The parachute jump. We didn’t have television in those days. Some had radios, we didn’t until later, but there wasn’t much on the radio for a kid except for the evening shows like Little Orphan Annie and Red Ryder. We didn’t get bored, though. We could always find something to do…even when there wasn’t enough for a football or baseball game. One day, my big brother Jack, in the absence of anyone his age to pal around with decided to honor Jimmy Rogers and me with his creative skills. He was going to make a parachute. Hadn’t he made kites for us! “After all, a parachute is just another kind of kite…one that a human could ride?!” He sold me. What did I have to lose! And if I was sold, Jimmy, the only one on earth whose soul I could control, would like it too.
This was much easier than making a kite…and he already had the materials: an old thin (thin meant lighter, Jack told us) worn out blanket that he borrowed from Bubbles’ bed in the garage and some small gauge rope that he had cut in four pieces. He carefully tied a piece of rope on each corner of the blanket. “It was important” he explained, “that the rope didn’t come off the blanket when the chute opened.” That was before the expression of “duhh” but that’s what I thought. I didn’t say how obvious it was because Jack could be testy and I didn’t want to be excluded from his experiement. Jimmy, I’m afraid, didn’t have many “duhhs.” Much to my relief he spared us the explanation of why it was important to make it secure, and safe, with each corner. I was flattered. Maybe he was warming up to me as an intelligent playmate. He finished by tying the four ends together with an even more elaborate dissertation of safety and how it would make it easier to hang on to the chute.
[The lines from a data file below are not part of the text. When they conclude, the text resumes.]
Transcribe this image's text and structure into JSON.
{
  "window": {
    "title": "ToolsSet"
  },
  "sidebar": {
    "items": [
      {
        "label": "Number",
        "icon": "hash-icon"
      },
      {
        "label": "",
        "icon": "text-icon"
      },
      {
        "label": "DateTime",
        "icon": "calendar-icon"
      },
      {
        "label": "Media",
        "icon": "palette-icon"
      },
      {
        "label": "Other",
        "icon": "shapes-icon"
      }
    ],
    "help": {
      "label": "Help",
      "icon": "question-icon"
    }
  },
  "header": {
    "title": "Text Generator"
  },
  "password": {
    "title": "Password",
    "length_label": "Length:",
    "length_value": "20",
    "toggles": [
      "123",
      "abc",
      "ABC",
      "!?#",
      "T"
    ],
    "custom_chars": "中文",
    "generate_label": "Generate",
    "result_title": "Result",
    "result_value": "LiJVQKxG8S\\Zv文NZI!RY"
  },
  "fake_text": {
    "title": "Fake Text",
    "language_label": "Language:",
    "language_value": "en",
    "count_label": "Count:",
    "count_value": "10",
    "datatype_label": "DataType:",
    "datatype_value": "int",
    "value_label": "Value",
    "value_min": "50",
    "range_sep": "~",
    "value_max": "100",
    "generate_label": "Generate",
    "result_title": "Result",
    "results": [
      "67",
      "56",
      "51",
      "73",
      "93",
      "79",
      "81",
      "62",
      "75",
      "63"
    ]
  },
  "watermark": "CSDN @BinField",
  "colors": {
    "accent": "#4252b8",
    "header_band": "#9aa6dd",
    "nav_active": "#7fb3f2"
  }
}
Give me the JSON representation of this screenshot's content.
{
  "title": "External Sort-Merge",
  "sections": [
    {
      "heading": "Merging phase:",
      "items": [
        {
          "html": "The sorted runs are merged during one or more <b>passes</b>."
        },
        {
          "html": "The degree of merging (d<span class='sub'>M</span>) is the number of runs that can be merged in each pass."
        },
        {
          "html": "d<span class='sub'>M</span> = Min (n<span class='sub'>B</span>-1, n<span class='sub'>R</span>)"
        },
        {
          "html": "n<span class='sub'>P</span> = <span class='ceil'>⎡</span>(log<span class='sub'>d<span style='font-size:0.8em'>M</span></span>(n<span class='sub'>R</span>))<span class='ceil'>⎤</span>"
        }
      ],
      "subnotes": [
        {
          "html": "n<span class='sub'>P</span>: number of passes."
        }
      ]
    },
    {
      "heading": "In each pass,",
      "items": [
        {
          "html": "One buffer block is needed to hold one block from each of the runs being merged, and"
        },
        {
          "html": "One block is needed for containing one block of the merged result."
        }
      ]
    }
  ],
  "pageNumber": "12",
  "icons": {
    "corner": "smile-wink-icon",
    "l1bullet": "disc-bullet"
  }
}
I forgot to mention that he put the thing together on top of the garage. I don’t remember whether it was our garage or the Rogers’. When he was finished, he stood up proudly and proclaimed, “It’s ready for the test” and looked straight at me. I blinked a couple of times and realized that he was going to order me to jump from the garage with his contraption in my hands. I shook my head violently and started to say NOOO! He was quick and rather than risk an open rebellion, he turned to Jimmy and gave him the honor of being the test jumper. Seizing the moment, I turned on Jimmy and slapped him on the back and told him how he would be the hero of the San Gabriel Gang. (actually, I probably said other kids). Jimmy was always eager to please me (except to share a candy bar or ice cream cone) and reluctantly agreed.
Jack took over from there, explaining how he had to hold the knotted risers firmly in his hand and jump as high as he could to make sure there would be enough time for the “chute to open.” Exact words. I was getting so excited that I almost wished that I had had the courage that Jimmy was displaying. Almost! With everything except a drum roll, Jack held the tail end of the chute in his hand behind Jimmy and yelled GOO! Jimmy went. Well, it turned out it wasn’t as easy as making a kite. The chute never opened. Jimmy went down from about ten feet high in a full streamer, as later paratroopers called it. It didn’t break his fall much, if any. But it did adjust his body position so he landed on his back instead of his feet. Jimmy looked up, stared at us as if to say, “When will I ever learn not to trust you two a**holes” and ran screaming home. Jack and I never even had time to get off the roof (we climbed down the old fashioned way), before Mr. Rogers was out of the house and calling us the names that Jimmy had wanted to. We were told that Jimmy would never play with us again. This was worrisome because he owned 95% of the equipment, bats, balls, etc.. And, as a matter of fact, it was several days before he was allowed to talk to us.